Executive Summary
Understanding the limits of the Nation’s ability to generate and deploy ready military forces
is a basic element of national security. It is also the element most likely to be taken for granted
or assumed away despite ample historical evidence of the human and operational costs imposed
by such an error. As budgets shrink and threats grow more diverse, national security leaders
need a specific accounting of the readiness limits of the force and the consequences of those
limits as well as the insight to make timely and effective mitigation decisions.
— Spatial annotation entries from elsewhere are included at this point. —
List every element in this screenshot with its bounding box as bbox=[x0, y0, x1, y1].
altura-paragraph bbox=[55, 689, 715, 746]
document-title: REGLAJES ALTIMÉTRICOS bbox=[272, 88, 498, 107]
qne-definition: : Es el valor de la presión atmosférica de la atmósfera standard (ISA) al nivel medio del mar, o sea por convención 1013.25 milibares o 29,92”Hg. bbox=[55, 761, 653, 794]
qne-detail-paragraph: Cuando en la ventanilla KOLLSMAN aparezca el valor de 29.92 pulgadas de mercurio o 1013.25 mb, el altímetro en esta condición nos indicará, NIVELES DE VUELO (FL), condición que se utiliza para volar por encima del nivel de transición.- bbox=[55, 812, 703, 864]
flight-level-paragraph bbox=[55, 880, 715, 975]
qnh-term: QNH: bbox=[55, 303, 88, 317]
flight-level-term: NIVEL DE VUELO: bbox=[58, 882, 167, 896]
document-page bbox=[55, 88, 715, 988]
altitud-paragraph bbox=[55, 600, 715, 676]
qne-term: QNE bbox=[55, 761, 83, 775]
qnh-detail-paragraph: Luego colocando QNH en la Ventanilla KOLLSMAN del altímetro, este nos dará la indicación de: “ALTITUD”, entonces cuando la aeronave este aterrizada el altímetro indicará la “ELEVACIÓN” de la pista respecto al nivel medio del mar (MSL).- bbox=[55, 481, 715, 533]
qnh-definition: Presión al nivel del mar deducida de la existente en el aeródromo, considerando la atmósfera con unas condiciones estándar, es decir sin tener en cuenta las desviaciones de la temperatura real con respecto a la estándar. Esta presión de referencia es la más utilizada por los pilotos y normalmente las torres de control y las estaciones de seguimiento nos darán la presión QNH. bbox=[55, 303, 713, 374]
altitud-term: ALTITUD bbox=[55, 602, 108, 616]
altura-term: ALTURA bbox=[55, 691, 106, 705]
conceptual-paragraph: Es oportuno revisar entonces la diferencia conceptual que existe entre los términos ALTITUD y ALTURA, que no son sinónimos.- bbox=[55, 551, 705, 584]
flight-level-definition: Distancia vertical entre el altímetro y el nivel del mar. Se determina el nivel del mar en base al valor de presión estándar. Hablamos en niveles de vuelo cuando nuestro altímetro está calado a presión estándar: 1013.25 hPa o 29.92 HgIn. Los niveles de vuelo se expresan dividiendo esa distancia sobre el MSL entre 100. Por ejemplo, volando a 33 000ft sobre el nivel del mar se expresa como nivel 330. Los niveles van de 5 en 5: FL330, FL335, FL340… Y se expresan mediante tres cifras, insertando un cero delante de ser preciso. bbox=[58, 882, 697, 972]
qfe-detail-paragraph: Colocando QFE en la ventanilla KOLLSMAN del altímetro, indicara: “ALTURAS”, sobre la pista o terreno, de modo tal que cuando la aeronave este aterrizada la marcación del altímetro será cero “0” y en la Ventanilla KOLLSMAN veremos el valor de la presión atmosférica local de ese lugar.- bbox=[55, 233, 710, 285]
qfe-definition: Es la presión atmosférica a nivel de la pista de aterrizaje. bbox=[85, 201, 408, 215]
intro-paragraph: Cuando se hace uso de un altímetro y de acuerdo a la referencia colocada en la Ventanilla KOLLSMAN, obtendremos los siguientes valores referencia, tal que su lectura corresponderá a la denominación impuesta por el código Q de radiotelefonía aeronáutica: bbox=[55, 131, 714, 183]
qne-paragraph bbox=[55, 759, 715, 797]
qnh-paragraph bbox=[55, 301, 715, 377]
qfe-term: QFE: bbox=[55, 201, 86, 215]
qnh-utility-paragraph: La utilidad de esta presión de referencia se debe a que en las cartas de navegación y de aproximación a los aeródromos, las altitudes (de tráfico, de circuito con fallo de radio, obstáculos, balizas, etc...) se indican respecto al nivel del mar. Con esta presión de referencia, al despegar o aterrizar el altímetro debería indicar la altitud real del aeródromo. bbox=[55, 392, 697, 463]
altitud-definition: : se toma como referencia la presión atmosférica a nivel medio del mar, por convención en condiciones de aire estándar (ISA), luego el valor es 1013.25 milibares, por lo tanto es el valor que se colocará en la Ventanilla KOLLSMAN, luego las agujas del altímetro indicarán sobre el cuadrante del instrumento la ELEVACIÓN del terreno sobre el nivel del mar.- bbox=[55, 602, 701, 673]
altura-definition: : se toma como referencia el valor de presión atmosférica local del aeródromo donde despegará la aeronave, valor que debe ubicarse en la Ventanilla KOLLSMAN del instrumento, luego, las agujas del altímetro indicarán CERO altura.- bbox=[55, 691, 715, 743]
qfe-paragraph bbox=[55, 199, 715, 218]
This paper presents an analytic framework that builds from previous work to yield the
systematic and defendable readiness analysis that must underlie decisions ranging from budget
allocation to force employment and even strategy development. To manage readiness, the Department
of Defense (DOD) must balance the supply and demand of deployable forces around
the world. The readiness of an individual unit is the result of a series of time-intensive force
generation processes that ultimately combine qualified people, working equipment, and unit
training to produce military capabilities suitable for executing the defense strategy. While this
discussion is a basic tenet of production theory, it had not been commonly applied to readiness
management until recently. The important point here is that understanding how the readiness
of military capabilities is generated provides the clearest picture of the current readiness status
and whether that status is likely to change over time. Furthermore, it provides the best shot at
identifying effective management policies to ensure that DOD can generate the capabilities that
the Nation asks of it. This paper argues that traditional unit-level readiness metrics are useful as
part of a larger readiness management construct, but by themselves they do not provide enough
information to proactively manage strategically.
This approach provides a clear explanation of
the causes of readiness degradations and options for how to mitigate them that can be traced to
precise resource investments.
The approach outlined here may seem impractically complex, and if we were starting out
knowing very little about how ready forces are generated, that might be true. But we are not
starting out with a blank sheet—DOD has been investing in analyses and production management
schema for decades. Moreover, we are discussing a key strategic management function
that oversees the value of billions of dollars in scarce defense resources. The effectiveness of the
oversight and the validity of redirected funding during periods of such scarce resources must be
based on a clear foundation. Dollars miscast on bad information undercuts the role of strategic
managers and corrupts overall department readiness. This is why this subject is so vital.